Edgar later became a delegate to two National Republican Conventions and a presidential appointee in the George H.W. Bush and George W. Bush administrations.

He worked in New Mexico for 10 years, as chief of staff of the environment and safety division at Los Alamos National Laboratory and then as deputy cabinet secretary for the New Mexico Environment Department. During that time he and his wife started a retail flower business that eventually had three retail locations and a contract supplying Whole Foods Market. He then worked as a Native American tribal environmental consultant, followed by a move to Iowa for a short time as a higher education administrator. 

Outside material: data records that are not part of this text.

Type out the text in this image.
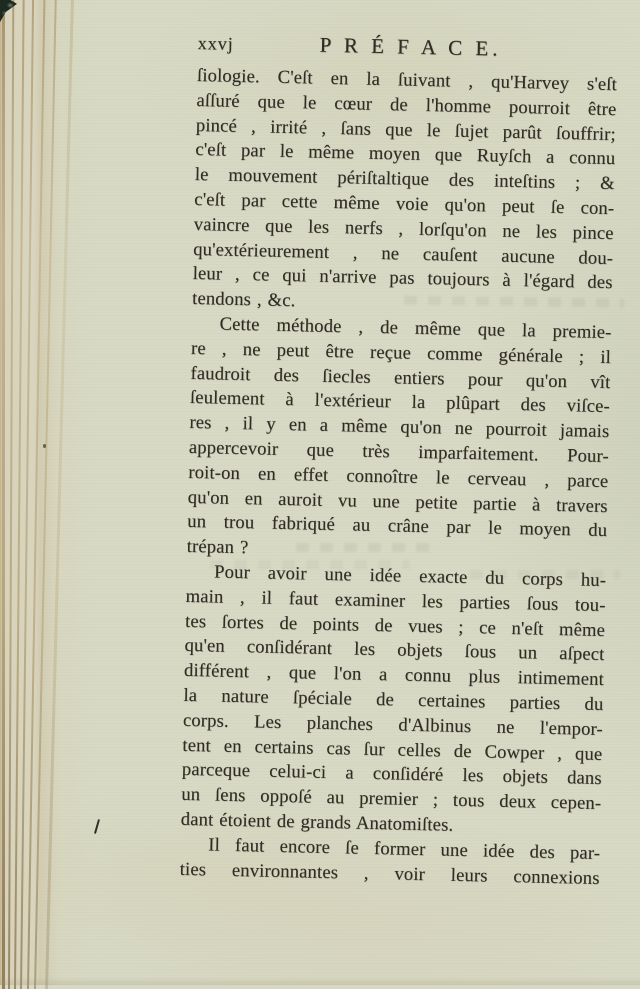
xxvj	P R É F A C E.
ſiologie. C'eſt en la ſuivant , qu'Harvey s'eſt
aſſuré que le cœur de l'homme pourroit être
pincé , irrité , ſans que le ſujet parût ſouffrir;
c'eſt par le même moyen que Ruyſch a connu
le mouvement périſtaltique des inteſtins ; &
c'eſt par cette même voie qu'on peut ſe con-
vaincre que les nerfs , lorſqu'on ne les pince
qu'extérieurement , ne cauſent aucune dou-
leur , ce qui n'arrive pas toujours à l'égard des
tendons , &c.
Cette méthode , de même que la premie-
re , ne peut être reçue comme générale ; il
faudroit des ſiecles entiers pour qu'on vît
ſeulement à l'extérieur la plûpart des viſce-
res , il y en a même qu'on ne pourroit jamais
appercevoir que très imparfaitement. Pour-
roit-on en effet connoître le cerveau , parce
qu'on en auroit vu une petite partie à travers
un trou fabriqué au crâne par le moyen du
trépan ?
Pour avoir une idée exacte du corps hu-
main , il faut examiner les parties ſous tou-
tes ſortes de points de vues ; ce n'eſt même
qu'en conſidérant les objets ſous un aſpect
différent , que l'on a connu plus intimement
la nature ſpéciale de certaines parties du
corps. Les planches d'Albinus ne l'empor-
tent en certains cas ſur celles de Cowper , que
parceque celui-ci a conſidéré les objets dans
un ſens oppoſé au premier ; tous deux cepen-
dant étoient de grands Anatomiſtes.
Il faut encore ſe former une idée des par-
ties environnantes , voir leurs connexions
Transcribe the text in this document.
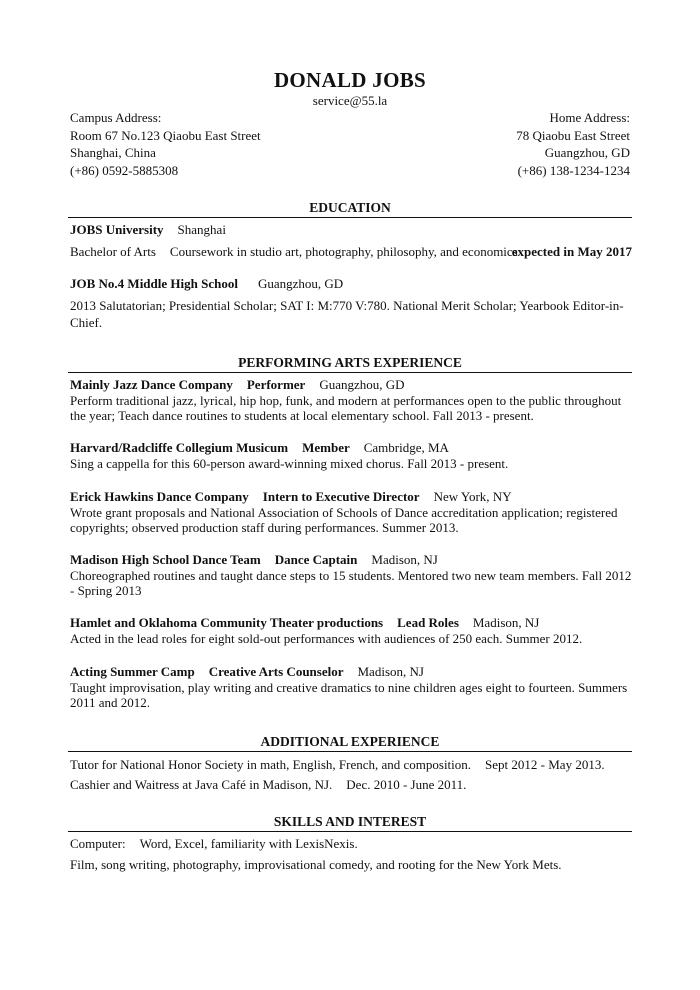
DONALD JOBS
service@55.la
Campus Address:
Room 67 No.123 Qiaobu East Street
Shanghai, China
(+86) 0592-5885308
Home Address:
78 Qiaobu East Street
Guangzhou, GD
(+86) 138-1234-1234
EDUCATION
JOBS University Shanghai
Bachelor of Arts Coursework in studio art, photography, philosophy, and economics
expected in May 2017
JOB No.4 Middle High School Guangzhou, GD
2013 Salutatorian; Presidential Scholar; SAT I: M:770 V:780. National Merit Scholar; Yearbook Editor-in-Chief.
PERFORMING ARTS EXPERIENCE
Mainly Jazz Dance Company Performer Guangzhou, GD
Perform traditional jazz, lyrical, hip hop, funk, and modern at performances open to the public throughout the year; Teach dance routines to students at local elementary school. Fall 2013 - present.
Harvard/Radcliffe Collegium Musicum Member Cambridge, MA
Sing a cappella for this 60-person award-winning mixed chorus. Fall 2013 - present.
Erick Hawkins Dance Company Intern to Executive Director New York, NY
Wrote grant proposals and National Association of Schools of Dance accreditation application; registered copyrights; observed production staff during performances. Summer 2013.
Madison High School Dance Team Dance Captain Madison, NJ
Choreographed routines and taught dance steps to 15 students. Mentored two new team members. Fall 2012 - Spring 2013
Hamlet and Oklahoma Community Theater productions Lead Roles Madison, NJ
Acted in the lead roles for eight sold-out performances with audiences of 250 each. Summer 2012.
Acting Summer Camp Creative Arts Counselor Madison, NJ
Taught improvisation, play writing and creative dramatics to nine children ages eight to fourteen. Summers 2011 and 2012.
ADDITIONAL EXPERIENCE
Tutor for National Honor Society in math, English, French, and composition. Sept 2012 - May 2013.
Cashier and Waitress at Java Café in Madison, NJ. Dec. 2010 - June 2011.
SKILLS AND INTEREST
Computer: Word, Excel, familiarity with LexisNexis.
Film, song writing, photography, improvisational comedy, and rooting for the New York Mets.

In 2010 he returned to foreign service to serve in Afghanistan at the height of the war, embedded with armed forces in Kandahar Province and at the U.S. Embassy in Kabul.

The couple is in the process of returning to Jamaica for Debbie’s next post. Edgar recently retired and now works as a U.S. Agency for International Development contractor. Once they both retire they plan to renew their flower import business.

Asked about his greatest accomplishments, Edgar reflected first on his personal life. He and Debbie have two children, Meredith, 26, and Edgar IV, 22.

“I am really proud of the fact that I was lucky enough to meet my wife,” he said. “It has been a 30-year marriage and the nature of our relationship is a major accomplishment. She’s my best friend.”